IV. DISCUSSION
L' « approche participative » a marqué d'une
certaine façon l'ensemble des initiatives prises en matière de
développement, en réponse aux PAS élaborés dans les
1980. Toutefois, la dynamique actuelle laisse entrevoir un décalage
grandissant entre les discours et les réalisations effectives. Ces
dernières, à maints égards institutionnalisées et
instrumentalisées par les protagonistes du développement local,
ne semblent pas refléter véritablement les discours
endogènes.

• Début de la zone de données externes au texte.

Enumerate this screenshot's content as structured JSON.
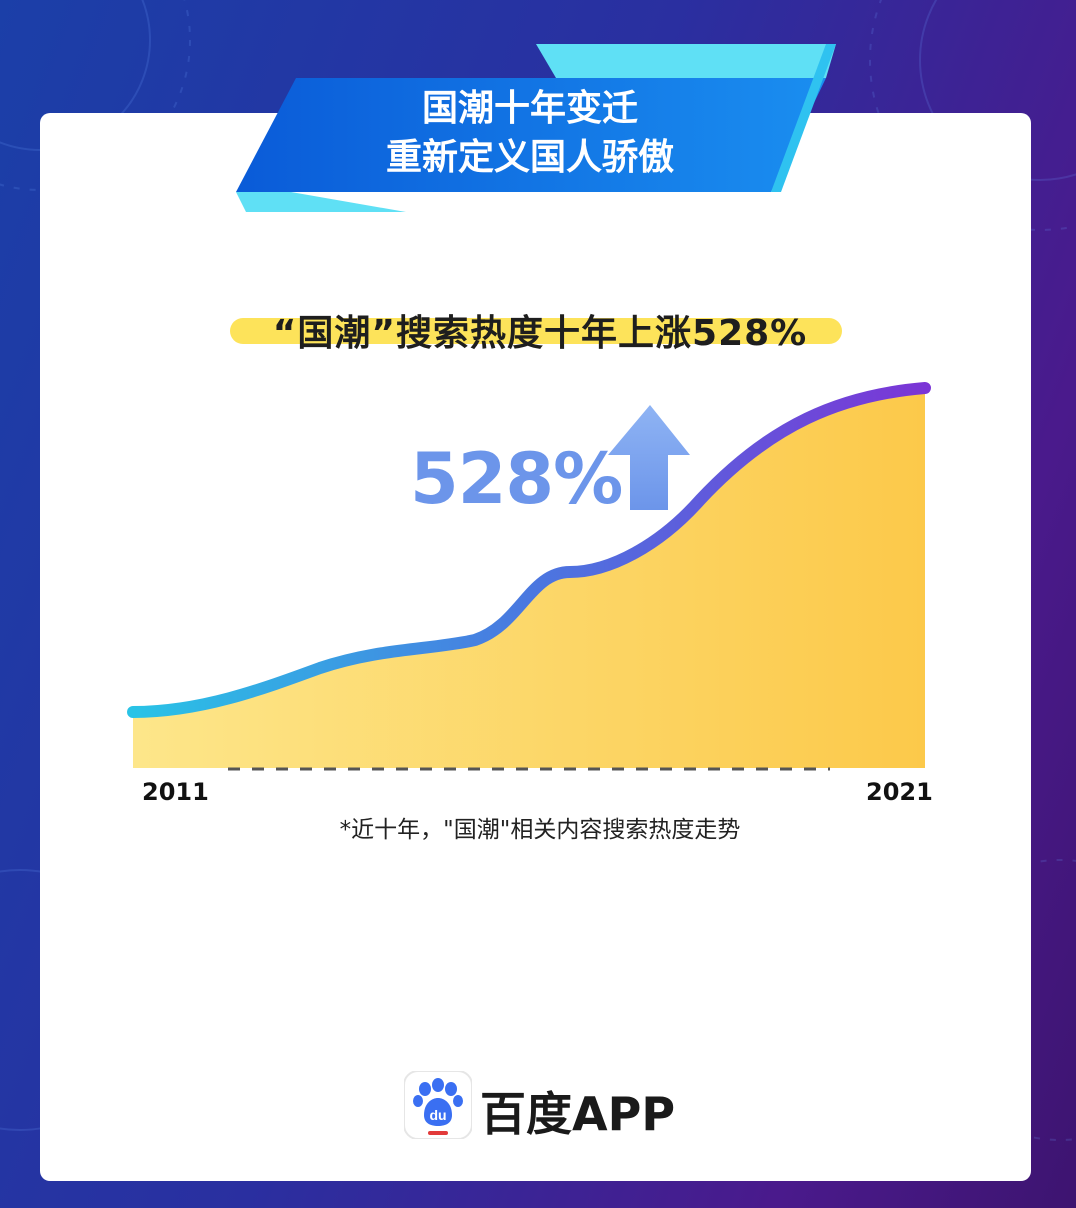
{
  "header": {
    "line1": "国潮十年变迁",
    "line2": "重新定义国人骄傲"
  },
  "chart_data": {
    "type": "area",
    "title": "“国潮”搜索热度十年上涨528%",
    "x": [
      "2011",
      "2021"
    ],
    "x_start_label": "2011",
    "x_end_label": "2021",
    "growth_label": "528%",
    "growth_pct": 528,
    "footnote": "*近十年，\"国潮\"相关内容搜索热度走势",
    "colors": {
      "fill_start": "#fde68a",
      "fill_end": "#fcc94a",
      "line_start": "#29c3e6",
      "line_end": "#7b35d6",
      "arrow": "#6c95ea"
    }
  },
  "footer": {
    "brand": "百度APP",
    "logo_icon": "baidu-paw-icon",
    "logo_text": "du"
  }
}
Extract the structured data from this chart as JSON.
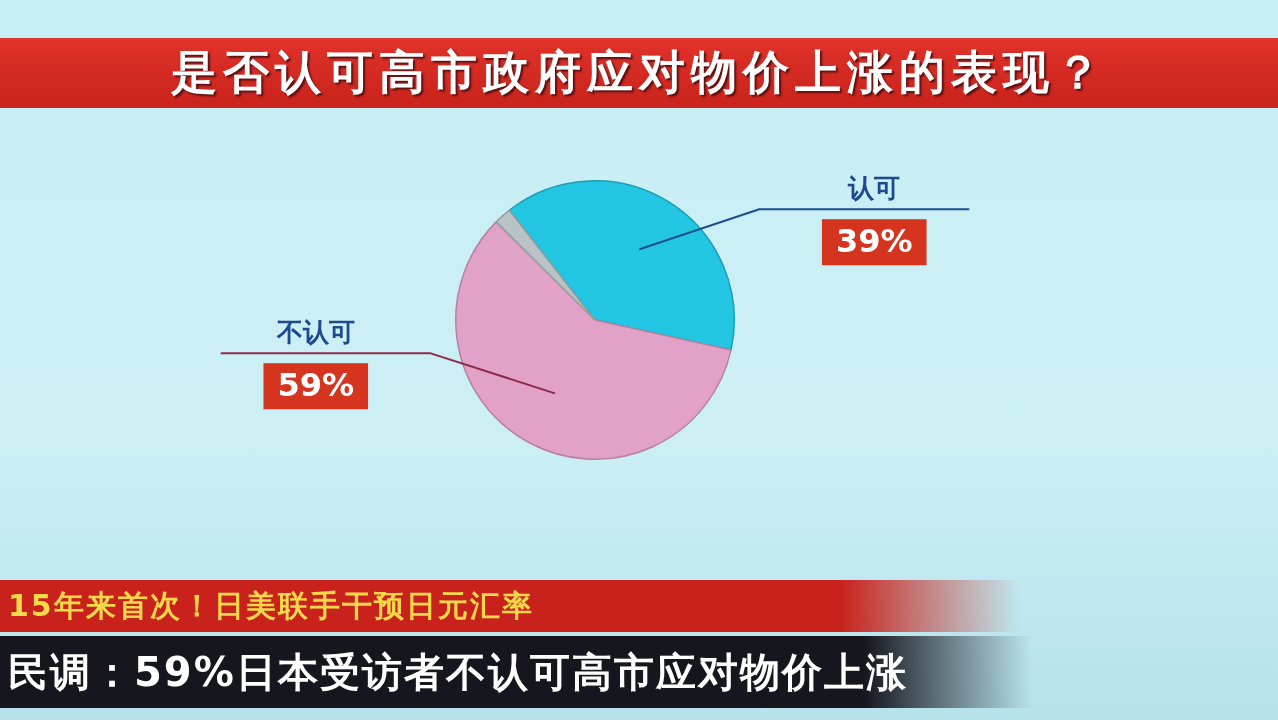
{
  "chart_data": {
    "type": "pie",
    "title": "是否认可高市政府应对物价上涨的表现？",
    "categories": [
      "认可",
      "不认可",
      null
    ],
    "values": [
      39,
      59,
      2
    ],
    "colors": [
      "#22c6e2",
      "#e2a2c8",
      "#b9c3c7"
    ],
    "value_labels": [
      "39%",
      "59%",
      null
    ],
    "annotations": [
      "15年来首次！日美联手干预日元汇率",
      "民调：59%日本受访者不认可高市应对物价上涨"
    ]
  }
}
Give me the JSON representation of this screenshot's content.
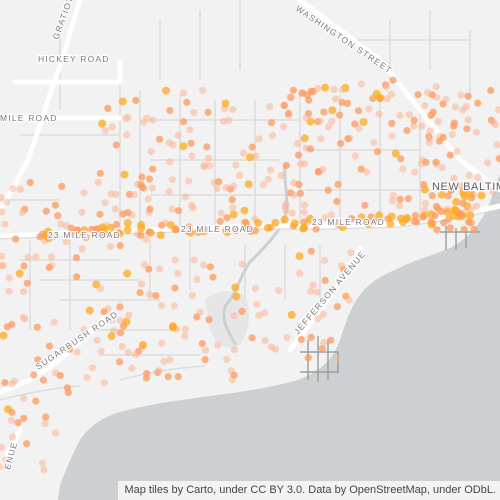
{
  "map": {
    "colors": {
      "land": "#f2f2f2",
      "water": "#cdd0d2",
      "major_road": "#ffffff",
      "minor_road": "#dcdcdc",
      "point_light": "#fbb593",
      "point_mid": "#fd9a5e",
      "point_strong": "#fdaa1e"
    },
    "labels": {
      "gratiot": "GRATIOT A",
      "hickey_road": "HICKEY ROAD",
      "mile_road": "MILE ROAD",
      "washington_street": "WASHINGTON STREET",
      "new_baltimore": "NEW BALTIM",
      "twenty_three_mile_a": "23 MILE ROAD",
      "twenty_three_mile_b": "23 MILE ROAD",
      "twenty_three_mile_c": "23 MILE ROAD",
      "jefferson_avenue": "JEFFERSON AVENUE",
      "sugarbush_road": "SUGARBUSH ROAD",
      "avenue_edge": "ENUE"
    },
    "attribution": "Map tiles by Carto, under CC BY 3.0. Data by OpenStreetMap, under ODbL."
  }
}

Mais selon Lavigne Delville, des nouvelles configurations
s'invitent dans les schémas développementistes actuels, visant
à renouveler la notion même de « participation ».
En s'étant appliqué à analyser, suivant
une perspective diachronique et synchronique, l'action du « Projet
Intégré de santé dans la région des Savanes »,
nous pûmes nous atteler, dans le sens de Jean-Pierre Chauveau, à
« une déconstruction en règle des conceptions naïves de
la participation »166. Pour preuve, nous avons relevé
les dysfonctionnements étudiés dans le cadre de cette recherche,
lesquels nous permirent de faire apparaître de nombreuses contradictions
en interne, aboutissant le plus souvent à un renforcement des dynamiques
coercitives entre les responsables du projet et les personnes en charge de son
application.
La présente étude, vouée à une
méthodologie strictement définie, suivant une démarche
empirique, nous a amené à souligner, dans le cadre du «
Projet Intégré de santé dans la région des Savanes
», une dissonance criante entre les objectifs revendiqués
et les pratiques appliquées. L'un des résultats de la
posture affichée est de ne faire ressortir que bien davantage les
faiblesses de la dynamique actuelle en matière sanitaire dans la
région des Savanes. Plus loin, nous pûmes mettre en lumière
une série de « mécanismes » mis en oeuvre par les CS
pour s'adapter à la conjoncture en présence.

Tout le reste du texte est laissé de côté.